Davis knew if they went to war, it was going to be a blood bath. He tried to save the South from ruin, and they wouldn’t listen to him." – Ron Sydor
Before the Civil War, Davis was the nation’s most outstanding statesman and quite possibly could have been the 16th president of the United States had he accepted the state of Massachusetts nomination to run for president against Abraham Lincoln in 1860, he said. It was one of the many little-known facts of Davis’ life that Sydor shared. Here are 14 more:
- He attended West Point – though he wanted to study law at University of Virginia instead – and was court-martialed twice. But after being found guilty, school leaders were so impressed with his oratory skills, they kept him on and President Polk pardoned him.
- Davis was married to the daughter of future President Zachary Taylor, though against Taylor’s will. While both served together at a military outpost, Taylor, then a general, forbade Lt. Davis to have any contact with his daughter, Sarah, after Davis sided with one of Taylor’s foes in a court martial. She married Davis without her father’s consent and died three months after the wedding from malaria.
- Davis resigned from Congress to participate in the Mexican American War, where he found himself under the command of Zachary Taylor again.
- Davis was a natural military leader, credited with developing the V attack formation still used by the army today. While outnumbered four to one in a battle during the Mexican-American War, Davis persuaded his scared troops to stay and fight. Though wounded, he remained on the battlefield and led his men to victory.
- As a U.S. senator, Davis ordered the first surveys for the transcontinental railroad and promoted the purchase of Panama and Cuba from Spain; he also chaired the committee for building the new capitol building.
- As President Franklin Pierce’s Secretary of War, he set up the first Army Medical Corps and the first military pension. Not a single military officer resigned while he held that cabinet post. "Some feel Davis was the power behind the throne," Sydor said.
- The descendants of 300 camels he bought for the military stationed in the Texas desert still live in the wild today with laws protecting them from hunting.
- Though Davis waved the state’s rights banner from the moment he first arrived in Washington, D.C., he worked desperately to keep southern states from succeeding. Two reasons, he knew the South had ignored his appeals to build factories capable of producing munitions; and he was part of a three-man U.S. committee who observed the Crimean War between Great Britain and Russia. "Davis knew if they went to war, it was going to be a blood bath. He tried to save the South from ruin, and they wouldn’t listen to him," Sydor said.
- After Davis’ wife, Varina, rescued a 7-year-old black boy from a beating from a black man in Richmond, the confederate president arranged to have the boy, named Jim Limber, freed. There were no adoption laws in Virginia at that time, but Jim Limber remained with the family until Davis’ capture after the war. The family never saw Jim Limber again.
- Like his Union counterpart, Davis had one child die while in office after a son fell off a balcony at the White House of Confederacy in Richmond.
- Though in his 50s and feeble from the malaria that struck him years before, it took four soldiers to hold him down while a blacksmith bound him with shackles. While under arrest at Fort Monroe, two soldiers guarded him from inside the cell, two from the outside, while 13 others were stationed nearby.
- Davis was the defendant in the first two American court cases featuring a integrated jury of white and black men.

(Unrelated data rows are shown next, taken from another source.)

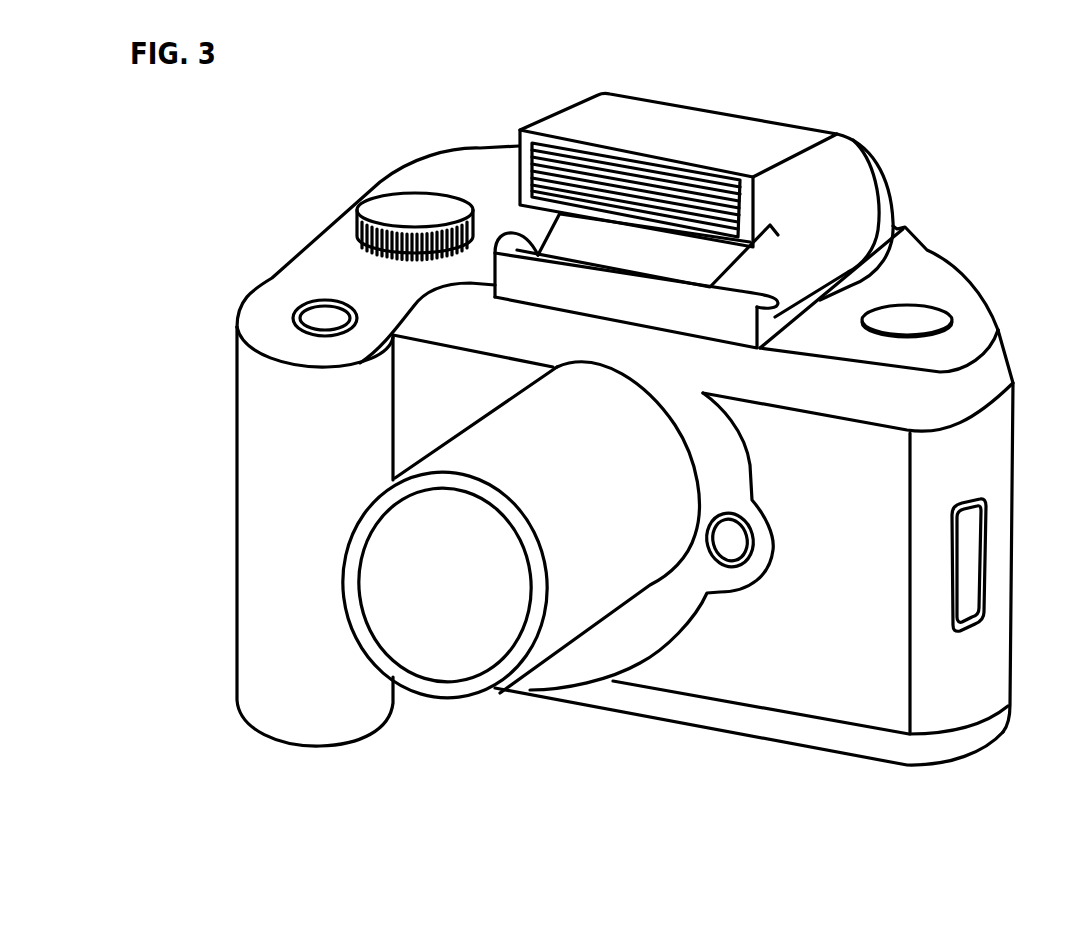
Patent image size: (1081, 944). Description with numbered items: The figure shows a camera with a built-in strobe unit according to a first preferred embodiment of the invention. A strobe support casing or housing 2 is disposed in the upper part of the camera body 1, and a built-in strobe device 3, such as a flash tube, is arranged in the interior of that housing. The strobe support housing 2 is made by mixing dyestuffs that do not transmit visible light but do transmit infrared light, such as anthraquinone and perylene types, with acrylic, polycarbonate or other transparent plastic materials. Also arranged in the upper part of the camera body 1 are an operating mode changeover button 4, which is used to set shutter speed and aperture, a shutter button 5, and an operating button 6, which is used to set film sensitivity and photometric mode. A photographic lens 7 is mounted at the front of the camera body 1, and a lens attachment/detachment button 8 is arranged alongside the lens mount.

The camera body 1 is at (252, 577).
The strobe support housing 2 is at (858, 197).
The built-in strobe device 3 is at (577, 165).
The operating mode changeover button 4 is at (415, 210).
The shutter button 5 is at (313, 311).
The operating button 6 is at (927, 318).
The photographic lens 7 is at (617, 580).
The lens attachment/detachment button 8 is at (748, 565).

One was grand jury, the other a petit jury.
- After being indicted for treason, the U.S. Supreme Court intervened and dropped the charges before Davis’ trial. One prevailing thought is the highest court in the land feared Davis’ knowledge of the Constitution could lead to his acquittal and thus make succession appear legal. "They were afraid of being embarrassed," Sydor said of the Supreme Court.
- Davis was released from prison after two years when a handful of wealthy northern men paid his $100,000 bond. The group included Horace Greeley and Cornelius Vanderbilt.